A dirt road winds its way to a clearing where eight small cottages sit in two rows of four. They have long been abandoned. The special detachment of Marines that once provided security is gone.

But in the early years after 9/11, these cottages were part of a covert CIA program. Its secrecy has outlasted black prisons, waterboarding and rendition.

In these buildings, CIA officers turned terrorists into double agents and sent them home.

It was a risky gamble. If it worked, their agents might help the CIA find terrorist leaders to kill with drones. But officials knew there was a chance that some prisoners might quickly spurn their deal and kill Americans.
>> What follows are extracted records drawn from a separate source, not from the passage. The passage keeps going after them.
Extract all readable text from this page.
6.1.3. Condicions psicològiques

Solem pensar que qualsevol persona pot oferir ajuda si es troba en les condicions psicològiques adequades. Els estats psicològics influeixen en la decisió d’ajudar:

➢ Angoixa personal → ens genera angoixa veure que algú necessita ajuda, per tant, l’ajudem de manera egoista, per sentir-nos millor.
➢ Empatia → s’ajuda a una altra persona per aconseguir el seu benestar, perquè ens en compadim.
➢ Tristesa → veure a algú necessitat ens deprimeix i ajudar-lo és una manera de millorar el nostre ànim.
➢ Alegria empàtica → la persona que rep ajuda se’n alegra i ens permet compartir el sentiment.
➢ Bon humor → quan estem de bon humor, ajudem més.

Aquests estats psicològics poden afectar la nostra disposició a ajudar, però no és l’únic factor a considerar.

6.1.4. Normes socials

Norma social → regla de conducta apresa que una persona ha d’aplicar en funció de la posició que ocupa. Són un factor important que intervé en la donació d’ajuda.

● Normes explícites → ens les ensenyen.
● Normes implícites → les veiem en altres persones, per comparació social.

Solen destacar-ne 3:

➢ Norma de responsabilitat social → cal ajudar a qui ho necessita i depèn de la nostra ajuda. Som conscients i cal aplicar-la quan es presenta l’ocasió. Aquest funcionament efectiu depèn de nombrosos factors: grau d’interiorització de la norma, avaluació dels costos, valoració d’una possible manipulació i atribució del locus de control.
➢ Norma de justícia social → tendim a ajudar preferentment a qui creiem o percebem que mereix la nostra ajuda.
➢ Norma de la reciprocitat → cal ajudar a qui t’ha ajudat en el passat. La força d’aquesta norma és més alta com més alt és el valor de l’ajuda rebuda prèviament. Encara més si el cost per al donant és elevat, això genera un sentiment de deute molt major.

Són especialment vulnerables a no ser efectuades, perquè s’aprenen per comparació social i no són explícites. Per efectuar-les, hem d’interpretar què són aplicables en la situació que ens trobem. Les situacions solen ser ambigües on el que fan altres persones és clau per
For the CIA, that was an acceptable risk in a dangerous business. For the American public, which was never told, it was one of the many secret trade-offs the government made on its behalf. At the same time the government used the threat of terrorism to justify imprisoning people indefinitely, it was releasing dangerous people from prison to work for the CIA.

Nearly a dozen current and former U.S officials described aspects of the program to The Associated Press. All spoke on condition of anonymity because they were not authorized to publicly discuss the secret program, even though it ended in about 2006.

The program and the handful of men who passed through these cottages had various official CIA codenames. But those who were aware of the cluster of cottages knew it best by its sobriquet: Penny Lane.

It was a nod to the classic Beatles song and a riff on the CIA’s other secret facility at Guantanamo Bay, a prison known as Strawberry Fields.

Some of the men who passed through Penny Lane helped the CIA find and kill many top al-Qaida operatives, current and former U.S. officials said. Others stopped providing useful information and the CIA lost touch with them.

When prisoners began streaming into the prison on the U.S. naval base at Guantanamo Bay, Cuba, in January 2002, the CIA recognized it as an unprecedented opportunity to identify sources. That year, 632 detainees arrived at the island. The following year 117 more arrived.

By early 2003, Penny Lane was open for business.

Candidates were ushered from the confines of prison to Penny Lane’s relative hominess, officials said. The cottages had private kitchens, showers and televisions. Each had a small patio.

Some prisoners asked for and received pornography. One official said the biggest luxury in each cottage was a real bed with a mattress.

Current and former officials said dozens of prisoners were evaluated but only a handful, from varying countries, were turned into spies who signed agreements to spy for the CIA.

CIA spokesman Dean Boyd declined to comment.

The U.S. government says it has confirmed about 16 percent of former Guantanamo Bay detainees rejoined the fight against America. Officials suspect but have not confirmed that another 12 percent rejoined.

Infiltrating al-Qaida has been one of the CIA’s most sought-after but difficult goals, something that other foreign intelligence services have only occasionally accomplished. So candidates for Penny Lane needed legitimate terrorist connections. To be valuable to the CIA, the men had to be able to reconnect with al-Qaida.

While the agency looked for viable candidates, those with no terrorism ties sat in limbo. It would take years before the majority of detainees were set free, having never been charged. Of the 779 people who were taken to Guantanamo Bay, more than three-fourths have been released, mostly during the Bush administration.

Many others remain at Guantanamo Bay, having been cleared for release by the military but with no hope for freedom in sight.